Data-driven decisions: Should FIFA look for an alternative to penalties shootout?
Euro 2020 is over, but polemics continue. Here I want to talk about a problem that the former Spanish player Gerard Pique raised just after Spain quit the competition against Italy: "there is an unfair advantage for the team that goes first in a penalty shootout". Is this a real thing? Many journalists backed him up, and there is also a study from the London business school of Economics which argues that if you win the toss and go first, you have a 60% chance of winning.
Framing The Problem
I decided to collect some data and investigate the problem. The first thing to do is to define the question to investigate. In this case, it's pretty simple:
Has the team that start the shoutout significantly more chanches to win?
Evidence favouring this statement may lead FIFA to explore different solutions in the penalty sequence arrangement (ABBA is one suggested alternative to the alternate system ABAB).
It is also essential to bear in mind what we call the null hypothesis, namely the statement that denies what we are trying to prove:
There is no correlation between the team that starts the shootout and the chanches of winning the match
Note that the null hypothesis does not perfectly deny our question because the question is not framed correctly, but this is just a technicality, and I will stick to it for the sake of simplicity.
Analysis and Results
I found in Wikipedia the list of all the penalties shootouts of the leading three international football competitions for national teams:
It's a total of 81 matches ended with a penalties shootout. For each game, I checked who started the shootout and who won. Here's the result:
So, in 81 matches, 41 times the starting team won (50.6%) and 40 times lose (49.4%). The closest possible measure to 50%-50%, having an odd number of measurements.

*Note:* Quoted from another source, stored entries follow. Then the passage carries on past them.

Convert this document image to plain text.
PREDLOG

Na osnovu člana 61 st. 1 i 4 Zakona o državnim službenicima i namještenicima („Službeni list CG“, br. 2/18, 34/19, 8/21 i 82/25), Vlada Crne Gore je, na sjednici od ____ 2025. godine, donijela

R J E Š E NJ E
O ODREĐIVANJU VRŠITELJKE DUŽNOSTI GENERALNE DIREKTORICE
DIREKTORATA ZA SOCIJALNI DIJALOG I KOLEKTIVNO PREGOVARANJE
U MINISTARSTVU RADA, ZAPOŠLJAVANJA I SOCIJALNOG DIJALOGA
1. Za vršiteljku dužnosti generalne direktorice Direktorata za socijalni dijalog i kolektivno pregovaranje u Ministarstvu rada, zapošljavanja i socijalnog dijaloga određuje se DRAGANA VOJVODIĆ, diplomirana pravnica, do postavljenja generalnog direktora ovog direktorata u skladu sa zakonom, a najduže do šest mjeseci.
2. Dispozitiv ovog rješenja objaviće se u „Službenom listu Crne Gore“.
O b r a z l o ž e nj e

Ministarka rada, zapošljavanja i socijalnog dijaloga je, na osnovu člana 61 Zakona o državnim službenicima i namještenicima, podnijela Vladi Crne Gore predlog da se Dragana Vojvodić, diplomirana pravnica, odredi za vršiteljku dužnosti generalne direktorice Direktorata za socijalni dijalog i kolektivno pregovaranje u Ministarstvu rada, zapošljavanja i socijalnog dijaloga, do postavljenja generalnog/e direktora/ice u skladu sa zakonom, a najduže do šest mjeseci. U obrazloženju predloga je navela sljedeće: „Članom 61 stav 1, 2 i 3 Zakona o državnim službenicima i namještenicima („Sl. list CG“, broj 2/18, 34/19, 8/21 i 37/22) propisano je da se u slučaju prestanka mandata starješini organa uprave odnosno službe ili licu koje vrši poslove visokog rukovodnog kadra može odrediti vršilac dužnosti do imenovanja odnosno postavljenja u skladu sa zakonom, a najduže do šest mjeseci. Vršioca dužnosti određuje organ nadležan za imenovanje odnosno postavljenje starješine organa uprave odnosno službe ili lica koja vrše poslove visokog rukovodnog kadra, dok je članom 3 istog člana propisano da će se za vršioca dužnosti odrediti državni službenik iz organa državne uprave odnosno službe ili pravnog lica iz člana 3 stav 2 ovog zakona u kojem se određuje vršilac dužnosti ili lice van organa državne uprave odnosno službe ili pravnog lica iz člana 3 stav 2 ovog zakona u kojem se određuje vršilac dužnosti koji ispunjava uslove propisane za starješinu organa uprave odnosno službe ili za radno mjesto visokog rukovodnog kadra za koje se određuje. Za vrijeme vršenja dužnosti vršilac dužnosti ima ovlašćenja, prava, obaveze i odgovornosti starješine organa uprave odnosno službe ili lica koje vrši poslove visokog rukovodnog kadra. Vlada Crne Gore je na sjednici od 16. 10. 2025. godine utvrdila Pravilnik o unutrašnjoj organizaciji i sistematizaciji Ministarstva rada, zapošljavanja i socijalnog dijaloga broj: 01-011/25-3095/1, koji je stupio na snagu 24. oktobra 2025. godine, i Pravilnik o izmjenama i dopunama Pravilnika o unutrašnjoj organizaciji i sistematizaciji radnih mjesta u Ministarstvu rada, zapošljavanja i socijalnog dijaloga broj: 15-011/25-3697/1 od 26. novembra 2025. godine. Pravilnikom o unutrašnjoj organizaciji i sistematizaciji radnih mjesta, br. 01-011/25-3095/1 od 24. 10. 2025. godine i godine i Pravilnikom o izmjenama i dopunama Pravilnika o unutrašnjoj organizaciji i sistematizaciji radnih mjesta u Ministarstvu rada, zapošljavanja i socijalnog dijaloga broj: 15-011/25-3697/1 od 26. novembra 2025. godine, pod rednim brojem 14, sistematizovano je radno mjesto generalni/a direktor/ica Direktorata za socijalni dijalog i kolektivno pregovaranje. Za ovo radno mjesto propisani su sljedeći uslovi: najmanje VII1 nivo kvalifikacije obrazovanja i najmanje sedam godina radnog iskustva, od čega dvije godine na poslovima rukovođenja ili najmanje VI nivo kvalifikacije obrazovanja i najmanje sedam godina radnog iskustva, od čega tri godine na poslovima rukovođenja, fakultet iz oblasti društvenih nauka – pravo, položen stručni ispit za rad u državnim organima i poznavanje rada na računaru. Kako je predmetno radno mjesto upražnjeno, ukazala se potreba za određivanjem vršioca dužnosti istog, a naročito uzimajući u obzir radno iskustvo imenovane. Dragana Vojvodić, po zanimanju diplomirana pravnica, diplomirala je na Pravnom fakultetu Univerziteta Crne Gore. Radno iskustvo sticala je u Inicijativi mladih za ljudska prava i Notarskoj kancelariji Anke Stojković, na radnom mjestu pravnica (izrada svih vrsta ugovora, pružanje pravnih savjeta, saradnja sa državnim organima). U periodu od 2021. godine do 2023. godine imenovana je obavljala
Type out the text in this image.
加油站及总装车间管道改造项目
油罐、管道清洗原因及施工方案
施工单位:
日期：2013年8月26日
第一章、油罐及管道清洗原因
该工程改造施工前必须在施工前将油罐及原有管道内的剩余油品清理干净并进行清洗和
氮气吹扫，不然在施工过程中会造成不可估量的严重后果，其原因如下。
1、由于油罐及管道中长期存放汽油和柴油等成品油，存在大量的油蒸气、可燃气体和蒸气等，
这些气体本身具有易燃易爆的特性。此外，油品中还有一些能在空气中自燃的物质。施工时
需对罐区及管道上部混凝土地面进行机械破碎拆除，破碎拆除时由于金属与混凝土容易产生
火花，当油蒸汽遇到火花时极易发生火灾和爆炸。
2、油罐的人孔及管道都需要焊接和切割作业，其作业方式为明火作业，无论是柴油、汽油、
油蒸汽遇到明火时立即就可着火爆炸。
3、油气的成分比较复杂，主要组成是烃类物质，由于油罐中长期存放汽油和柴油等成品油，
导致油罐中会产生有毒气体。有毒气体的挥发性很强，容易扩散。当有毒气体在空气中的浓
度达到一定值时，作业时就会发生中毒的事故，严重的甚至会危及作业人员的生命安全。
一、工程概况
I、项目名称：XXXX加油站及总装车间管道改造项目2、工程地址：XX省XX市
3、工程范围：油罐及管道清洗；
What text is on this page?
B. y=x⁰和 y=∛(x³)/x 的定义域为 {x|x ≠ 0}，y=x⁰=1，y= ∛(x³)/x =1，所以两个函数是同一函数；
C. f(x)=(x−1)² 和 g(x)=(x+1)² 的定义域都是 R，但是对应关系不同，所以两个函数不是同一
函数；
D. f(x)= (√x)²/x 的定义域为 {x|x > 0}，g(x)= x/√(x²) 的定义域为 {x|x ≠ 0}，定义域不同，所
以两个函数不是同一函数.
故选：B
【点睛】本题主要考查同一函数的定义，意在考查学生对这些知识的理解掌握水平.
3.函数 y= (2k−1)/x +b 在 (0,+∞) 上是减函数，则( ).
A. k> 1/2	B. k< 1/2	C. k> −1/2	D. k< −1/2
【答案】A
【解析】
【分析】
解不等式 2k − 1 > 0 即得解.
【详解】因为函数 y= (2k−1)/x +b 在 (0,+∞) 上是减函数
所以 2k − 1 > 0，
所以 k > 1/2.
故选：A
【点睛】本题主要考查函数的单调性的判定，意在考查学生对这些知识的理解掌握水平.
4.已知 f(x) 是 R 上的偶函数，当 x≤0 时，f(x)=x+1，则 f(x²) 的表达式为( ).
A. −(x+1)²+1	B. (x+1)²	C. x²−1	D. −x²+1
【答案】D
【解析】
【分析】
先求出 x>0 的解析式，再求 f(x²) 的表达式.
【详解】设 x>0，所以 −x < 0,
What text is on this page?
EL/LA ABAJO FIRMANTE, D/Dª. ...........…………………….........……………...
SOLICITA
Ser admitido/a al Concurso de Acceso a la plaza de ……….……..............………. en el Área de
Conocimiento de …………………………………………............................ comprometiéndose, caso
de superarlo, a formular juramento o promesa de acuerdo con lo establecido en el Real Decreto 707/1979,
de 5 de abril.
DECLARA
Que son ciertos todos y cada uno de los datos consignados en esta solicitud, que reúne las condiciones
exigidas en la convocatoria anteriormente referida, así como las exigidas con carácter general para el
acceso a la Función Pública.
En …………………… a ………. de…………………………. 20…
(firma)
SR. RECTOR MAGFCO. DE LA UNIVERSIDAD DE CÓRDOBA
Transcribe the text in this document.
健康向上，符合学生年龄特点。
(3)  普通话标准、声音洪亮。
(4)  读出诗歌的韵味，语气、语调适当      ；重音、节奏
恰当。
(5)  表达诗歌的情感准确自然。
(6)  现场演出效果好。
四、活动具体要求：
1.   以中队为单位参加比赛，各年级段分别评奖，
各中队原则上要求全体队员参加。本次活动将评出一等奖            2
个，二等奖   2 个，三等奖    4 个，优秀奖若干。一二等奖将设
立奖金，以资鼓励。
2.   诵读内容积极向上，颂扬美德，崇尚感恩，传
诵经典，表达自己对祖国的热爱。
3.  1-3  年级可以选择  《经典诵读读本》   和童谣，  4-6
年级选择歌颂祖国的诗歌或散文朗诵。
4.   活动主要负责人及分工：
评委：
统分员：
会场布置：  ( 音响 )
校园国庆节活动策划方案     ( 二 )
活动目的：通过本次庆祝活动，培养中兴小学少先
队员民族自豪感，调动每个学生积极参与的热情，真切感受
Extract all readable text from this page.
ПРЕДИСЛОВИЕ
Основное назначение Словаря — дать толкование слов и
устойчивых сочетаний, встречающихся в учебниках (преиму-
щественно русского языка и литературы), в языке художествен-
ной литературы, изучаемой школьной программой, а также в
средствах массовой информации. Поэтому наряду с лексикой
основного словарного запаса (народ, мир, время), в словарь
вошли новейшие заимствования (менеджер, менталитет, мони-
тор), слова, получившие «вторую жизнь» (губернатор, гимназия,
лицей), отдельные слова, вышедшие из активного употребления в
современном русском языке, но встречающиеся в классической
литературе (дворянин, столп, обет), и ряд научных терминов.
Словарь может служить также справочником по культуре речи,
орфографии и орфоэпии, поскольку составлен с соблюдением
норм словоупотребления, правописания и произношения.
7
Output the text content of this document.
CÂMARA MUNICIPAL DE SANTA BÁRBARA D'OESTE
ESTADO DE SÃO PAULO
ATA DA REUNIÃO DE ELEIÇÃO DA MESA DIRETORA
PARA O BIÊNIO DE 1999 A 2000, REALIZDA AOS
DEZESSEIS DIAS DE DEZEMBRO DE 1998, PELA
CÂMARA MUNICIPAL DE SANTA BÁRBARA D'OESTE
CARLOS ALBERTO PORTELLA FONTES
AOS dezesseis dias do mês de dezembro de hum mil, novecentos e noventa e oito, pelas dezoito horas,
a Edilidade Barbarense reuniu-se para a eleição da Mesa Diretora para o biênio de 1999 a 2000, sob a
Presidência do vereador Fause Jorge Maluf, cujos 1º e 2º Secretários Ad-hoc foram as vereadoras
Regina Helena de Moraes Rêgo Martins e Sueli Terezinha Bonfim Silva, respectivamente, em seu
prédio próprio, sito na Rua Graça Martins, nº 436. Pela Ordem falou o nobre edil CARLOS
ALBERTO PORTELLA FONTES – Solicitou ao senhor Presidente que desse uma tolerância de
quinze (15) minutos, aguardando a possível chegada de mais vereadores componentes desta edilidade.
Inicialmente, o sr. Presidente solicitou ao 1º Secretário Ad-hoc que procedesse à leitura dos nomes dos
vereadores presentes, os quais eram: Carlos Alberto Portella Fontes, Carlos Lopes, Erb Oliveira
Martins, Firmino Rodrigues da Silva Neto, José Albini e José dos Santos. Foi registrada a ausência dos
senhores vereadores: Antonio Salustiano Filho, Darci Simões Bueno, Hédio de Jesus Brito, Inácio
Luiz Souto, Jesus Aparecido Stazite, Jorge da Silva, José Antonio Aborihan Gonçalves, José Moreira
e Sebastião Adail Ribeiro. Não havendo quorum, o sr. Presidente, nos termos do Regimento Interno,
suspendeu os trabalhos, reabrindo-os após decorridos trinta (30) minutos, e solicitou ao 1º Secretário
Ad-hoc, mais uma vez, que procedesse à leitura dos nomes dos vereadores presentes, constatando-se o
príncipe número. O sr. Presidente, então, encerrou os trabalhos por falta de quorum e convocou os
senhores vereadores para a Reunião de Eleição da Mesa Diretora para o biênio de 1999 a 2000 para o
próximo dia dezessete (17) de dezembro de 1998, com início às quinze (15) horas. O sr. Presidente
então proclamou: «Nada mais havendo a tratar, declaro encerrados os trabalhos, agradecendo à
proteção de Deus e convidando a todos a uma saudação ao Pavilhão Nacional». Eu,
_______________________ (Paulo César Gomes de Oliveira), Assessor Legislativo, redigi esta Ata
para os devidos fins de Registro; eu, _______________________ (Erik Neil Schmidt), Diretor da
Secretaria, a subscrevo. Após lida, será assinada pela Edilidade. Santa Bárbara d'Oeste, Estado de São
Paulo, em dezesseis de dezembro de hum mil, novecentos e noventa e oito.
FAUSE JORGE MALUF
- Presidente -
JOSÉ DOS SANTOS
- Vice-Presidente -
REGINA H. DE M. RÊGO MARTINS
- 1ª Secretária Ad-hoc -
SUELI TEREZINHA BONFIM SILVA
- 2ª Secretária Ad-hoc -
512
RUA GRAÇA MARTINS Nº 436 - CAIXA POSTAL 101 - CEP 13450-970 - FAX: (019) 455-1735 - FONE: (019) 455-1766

We could say that starting the shoutout does not influence the outcome because our pie seems to be precisely split into two equal parts, but we have not finished yet. Is this degree of precision enough to say that starting the shootout is not a relevant factor?
Let's imagine tossing an unbiased coin 81 times. Let's repeat this action 1,000,000 times, and let's draw a pie each time like the one before. In 95% of cases, a repeated coin flip will return less balanced results (e.g. 51%-49%, 52%-48%, etc.). In other words, the analysis' results are comparable to a random outcome. A statistician would say that the Null Hypothesis is likely to be true; few things in this world are certain...
It seems that it is not important who starts the shootout. Other factors not discussed here appear to influence the result, or maybe the whole process is perfectly random, and penalties are "a lottery" for true.
In the previous image, an example of a biased coin toss. For those interested, here you can find more about the"coin toss math".
About the London School of Economics study, I would recommend the journalists add some indication about the level of uncertainty of results next time they speak about percentages. Also, this 60-40 rule appears not to be true, at least in major competitions.
Additional considerations
It is worth spending a couple of words on what happens if we analyse the three tournaments (World cup, European Championship and Copa America). Isn't it curious that we obtain a similar division even if we break out the general results in unrelated clusters?
So What?
First, I would recommend FIFA wait a bit (to gather additional data on major competitions) and don't listen to the many voices asking for an alternative to penalties shootout.
Then, I would ask Pique why, if he believes that penalties shootouts are not fair, he did not raise the problem after the match before Italy-Spain, where Spain won at shootouts and kicked the first penalty.
Additional Questions and possible flaws in the analysis
Even if the global result indicates the absence of a relationship, more data must be gathered and analysed. A massive amount of data backs up the more extensive study of the London School of Economics, which indicates the presence of a relationship: maybe the effect is present only in minor competitions? And if so, Why?
PS. To my Spanish Friends: please don't take it out on me; it's just a bit of teasing. After all, we have just won the European Championship after 53 years :)